So I set out on this warm September morn to do some Pine Nut gathering. I had never really considered gathering pine nuts. My previous pine nut gathering experience involved going to the grocery store on special occasions when I could afford the $5 for the little bag of the precious nuts. Being a Burbite I never really thought about people out in the wilderness among the squirrels and critters actually harvesting pine nuts from the trees. That is, until my visit to the BLM office yesterday, where they had 3 inquires on pine nut gathering in 20 minutes. Not wanting to seem naive, I waited till the office was empty of visitors and inquired what the pine nut deal was all about. The lady gave me instructions, wrote down directions to where I should go and said this was a yearly event for her family.
When I got home I looked up Pine nut gathering and found numerous videos on the subject ... Apparently _many_ folks go pine nut gathering, especially native americans... who knew? This morning I set out with my handwritten directions and new found wisdom feeling all ‘hunter & gatherer’-ish. As I headed up the dirt roads, carefully following her direction at each fork and finally getting into evergreen type trees, I realized I had no clue on which type of pine tree I was looking for! There were several different kinds of trees with pine needles. After a brief panic I decided that surely any type of pine tree with pine cones would be fine or certainly I would have come across someone in my YouTube research who gave a warning to stay away from xyz tree. So I continued. (Long live YouTube!)
Finally when I had gone my ‘30 - 45 minutes from the last fork in the road’ I saw pine cones and stopped. I used gloves to pick with and put them all in my Trader Joe’s paper sack. To say Pine Cones are sappy is an understatement! The sap came through my gloves. I had it everywhere! The videos neglected to tell me to wear long pants to walk through scrub brush and to watch out for snakes and scorpions! Still I was feeling pretty good about being all ‘natural’ .. out in the wilderness gathering nuts for my dinner table.
When I gathered all I could at this spot I moved up the road and stopped again to take a pic of a lone flower. This is where I met Tom. Tom was heading to town on his ATV and stopped to let me know I had missed flower season. It turns out that Tom is a prospector who has lived ‘up in the hills’ in the area for 12 years. When I mentioned I was gathering pine nuts, he smiled slightly and told me I was “too early”. He expounded upon ins,outs and when of gathering. He looked in my bag and told me my pine cones, sappy though they were, probably hadn’t had time to develop any nuts yet! Noticing the sap on my hands, he had me rub my hands in the dirt then gave me a pair of his gloves so I could drive without getting sap on everything. He questioned me on back country survival knowledge & readiness, shared stories of the characters and misdeeds that occur ‘in the hills’ and along with his warnings, gave me directions to a spring where I might be able to find some flowers.

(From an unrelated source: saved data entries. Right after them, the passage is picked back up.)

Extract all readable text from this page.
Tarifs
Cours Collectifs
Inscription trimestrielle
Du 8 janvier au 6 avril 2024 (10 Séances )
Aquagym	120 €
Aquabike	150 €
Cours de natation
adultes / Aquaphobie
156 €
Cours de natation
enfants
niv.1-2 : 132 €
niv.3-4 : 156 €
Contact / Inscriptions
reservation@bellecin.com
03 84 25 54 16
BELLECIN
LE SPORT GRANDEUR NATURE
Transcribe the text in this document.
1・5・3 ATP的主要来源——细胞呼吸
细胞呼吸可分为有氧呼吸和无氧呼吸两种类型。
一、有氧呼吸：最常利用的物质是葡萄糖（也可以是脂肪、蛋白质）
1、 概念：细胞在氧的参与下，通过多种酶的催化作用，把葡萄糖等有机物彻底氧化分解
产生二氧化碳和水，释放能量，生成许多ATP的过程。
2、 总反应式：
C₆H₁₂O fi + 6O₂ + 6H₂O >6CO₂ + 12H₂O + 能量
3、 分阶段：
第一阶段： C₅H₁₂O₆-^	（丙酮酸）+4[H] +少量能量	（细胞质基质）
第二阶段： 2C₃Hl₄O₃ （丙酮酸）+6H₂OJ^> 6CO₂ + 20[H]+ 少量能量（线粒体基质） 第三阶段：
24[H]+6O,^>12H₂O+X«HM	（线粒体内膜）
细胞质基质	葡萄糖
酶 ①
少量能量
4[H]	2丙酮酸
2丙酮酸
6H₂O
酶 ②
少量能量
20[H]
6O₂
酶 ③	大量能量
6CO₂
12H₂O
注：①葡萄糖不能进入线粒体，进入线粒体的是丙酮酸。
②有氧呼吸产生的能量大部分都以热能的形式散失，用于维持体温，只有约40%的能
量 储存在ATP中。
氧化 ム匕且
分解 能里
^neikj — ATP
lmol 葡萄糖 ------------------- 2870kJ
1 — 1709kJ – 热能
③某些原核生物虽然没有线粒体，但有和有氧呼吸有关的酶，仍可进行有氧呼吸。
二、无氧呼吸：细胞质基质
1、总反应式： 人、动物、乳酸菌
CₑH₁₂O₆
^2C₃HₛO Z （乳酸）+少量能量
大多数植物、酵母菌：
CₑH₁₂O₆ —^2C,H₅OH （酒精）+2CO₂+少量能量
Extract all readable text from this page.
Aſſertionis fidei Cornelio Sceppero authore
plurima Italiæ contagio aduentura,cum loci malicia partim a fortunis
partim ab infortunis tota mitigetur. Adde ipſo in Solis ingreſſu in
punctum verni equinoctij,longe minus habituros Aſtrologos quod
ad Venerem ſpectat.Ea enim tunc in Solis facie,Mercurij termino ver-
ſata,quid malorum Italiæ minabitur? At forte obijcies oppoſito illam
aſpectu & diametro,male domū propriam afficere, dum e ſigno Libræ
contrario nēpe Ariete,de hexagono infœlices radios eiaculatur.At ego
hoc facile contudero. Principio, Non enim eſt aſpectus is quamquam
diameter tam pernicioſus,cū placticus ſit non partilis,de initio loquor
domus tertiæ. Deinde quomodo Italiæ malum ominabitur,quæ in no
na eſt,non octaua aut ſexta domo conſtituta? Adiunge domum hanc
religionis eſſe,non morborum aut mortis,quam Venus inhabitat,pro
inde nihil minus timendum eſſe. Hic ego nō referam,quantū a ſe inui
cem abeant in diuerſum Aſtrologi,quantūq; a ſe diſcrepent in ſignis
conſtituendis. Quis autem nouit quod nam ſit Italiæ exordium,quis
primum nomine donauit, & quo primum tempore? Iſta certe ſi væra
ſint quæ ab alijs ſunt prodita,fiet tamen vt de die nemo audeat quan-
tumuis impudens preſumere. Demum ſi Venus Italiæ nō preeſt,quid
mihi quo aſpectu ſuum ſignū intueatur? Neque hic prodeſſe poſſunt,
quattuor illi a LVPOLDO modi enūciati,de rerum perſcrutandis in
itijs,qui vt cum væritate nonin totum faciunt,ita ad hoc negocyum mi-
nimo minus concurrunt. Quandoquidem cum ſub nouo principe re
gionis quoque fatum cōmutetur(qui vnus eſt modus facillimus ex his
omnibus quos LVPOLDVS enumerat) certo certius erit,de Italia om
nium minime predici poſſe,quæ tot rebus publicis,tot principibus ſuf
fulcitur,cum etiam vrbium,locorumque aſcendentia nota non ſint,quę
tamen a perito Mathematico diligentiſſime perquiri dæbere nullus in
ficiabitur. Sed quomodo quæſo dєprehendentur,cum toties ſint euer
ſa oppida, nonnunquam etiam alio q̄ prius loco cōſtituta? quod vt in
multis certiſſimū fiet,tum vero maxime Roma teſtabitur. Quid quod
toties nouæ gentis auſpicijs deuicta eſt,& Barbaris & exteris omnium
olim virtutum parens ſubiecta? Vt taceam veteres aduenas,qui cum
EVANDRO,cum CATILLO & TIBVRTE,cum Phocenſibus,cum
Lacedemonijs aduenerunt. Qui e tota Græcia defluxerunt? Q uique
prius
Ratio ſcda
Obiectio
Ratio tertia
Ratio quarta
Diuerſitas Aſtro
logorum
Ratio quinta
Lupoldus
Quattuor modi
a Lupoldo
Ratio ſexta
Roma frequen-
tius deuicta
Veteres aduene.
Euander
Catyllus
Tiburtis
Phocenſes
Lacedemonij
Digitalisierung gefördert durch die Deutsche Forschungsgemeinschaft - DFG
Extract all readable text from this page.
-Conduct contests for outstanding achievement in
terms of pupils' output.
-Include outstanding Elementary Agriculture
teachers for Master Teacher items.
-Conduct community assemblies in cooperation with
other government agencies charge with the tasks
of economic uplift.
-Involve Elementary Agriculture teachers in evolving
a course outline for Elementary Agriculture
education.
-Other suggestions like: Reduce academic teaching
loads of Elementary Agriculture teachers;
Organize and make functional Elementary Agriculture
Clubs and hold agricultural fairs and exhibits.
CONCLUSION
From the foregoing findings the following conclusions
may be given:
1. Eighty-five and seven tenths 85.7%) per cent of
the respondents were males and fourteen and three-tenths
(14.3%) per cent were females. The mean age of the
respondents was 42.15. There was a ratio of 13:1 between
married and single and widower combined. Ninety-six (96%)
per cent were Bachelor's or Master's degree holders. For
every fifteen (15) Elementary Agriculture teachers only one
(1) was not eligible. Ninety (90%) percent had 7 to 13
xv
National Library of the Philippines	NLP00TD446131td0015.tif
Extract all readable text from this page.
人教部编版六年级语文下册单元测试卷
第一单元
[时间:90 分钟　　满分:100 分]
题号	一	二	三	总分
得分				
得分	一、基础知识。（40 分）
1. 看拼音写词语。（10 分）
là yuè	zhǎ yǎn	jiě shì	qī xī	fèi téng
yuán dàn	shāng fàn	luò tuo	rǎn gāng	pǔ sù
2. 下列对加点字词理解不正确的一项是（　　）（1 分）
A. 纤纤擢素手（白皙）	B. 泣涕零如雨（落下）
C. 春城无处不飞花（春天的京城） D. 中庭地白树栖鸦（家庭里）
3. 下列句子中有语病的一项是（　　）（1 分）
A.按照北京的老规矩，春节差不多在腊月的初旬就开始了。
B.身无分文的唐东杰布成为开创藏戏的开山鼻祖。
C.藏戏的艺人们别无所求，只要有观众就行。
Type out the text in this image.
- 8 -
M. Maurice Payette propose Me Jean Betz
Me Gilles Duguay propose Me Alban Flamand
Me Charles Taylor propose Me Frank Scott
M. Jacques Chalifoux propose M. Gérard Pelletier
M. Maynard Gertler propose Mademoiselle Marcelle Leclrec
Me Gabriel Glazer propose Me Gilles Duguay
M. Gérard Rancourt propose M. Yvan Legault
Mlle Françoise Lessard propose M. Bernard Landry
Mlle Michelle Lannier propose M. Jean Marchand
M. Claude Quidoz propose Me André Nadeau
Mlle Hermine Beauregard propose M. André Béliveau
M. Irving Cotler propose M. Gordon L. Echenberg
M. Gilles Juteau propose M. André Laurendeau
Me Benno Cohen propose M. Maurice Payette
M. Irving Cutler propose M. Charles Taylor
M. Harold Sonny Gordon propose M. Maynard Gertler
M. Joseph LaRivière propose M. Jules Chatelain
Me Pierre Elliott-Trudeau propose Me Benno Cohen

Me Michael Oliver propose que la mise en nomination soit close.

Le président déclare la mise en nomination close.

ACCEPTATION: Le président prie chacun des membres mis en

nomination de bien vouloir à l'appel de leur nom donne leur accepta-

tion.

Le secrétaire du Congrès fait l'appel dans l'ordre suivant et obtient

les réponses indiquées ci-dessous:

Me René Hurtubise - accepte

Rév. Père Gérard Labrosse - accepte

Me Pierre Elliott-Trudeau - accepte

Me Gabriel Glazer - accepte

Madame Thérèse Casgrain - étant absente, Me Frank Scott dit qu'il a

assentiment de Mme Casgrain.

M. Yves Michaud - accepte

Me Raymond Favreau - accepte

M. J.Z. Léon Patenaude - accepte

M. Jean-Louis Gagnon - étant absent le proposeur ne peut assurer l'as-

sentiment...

Feeling a little deflated and not finding the spring amidst a myriad of unmarked roads, I picked a few more cones that looked ‘more done’ and headed home. The sap was beginning to be quite annoying. It was on both hands, in the crux of my arm and having moved my hair back more than once, I had clumps of hair sticking together as well! I am sure I looked like a flunky pine nut gather. My native american ancestors I’m sure are appalled! Even after a shower and sponge scrub down I am still finding patches of sap!! I have my pine cones in my bag in the sun where they are suppose to stay for about 10 days.. then I am suppose to try and extract the nuts ......if mine even have any nuts. So much for finding my ‘inner gatherer’. I don’t think I will even attempt the hunter part! $5 for 3 oz of nuts? ... Sounds like a bargain!
Follow up: Indeed my Pine cones just oozed sap & turned brown. I harvested one unedible pine nut! Trader Joe’s here I come.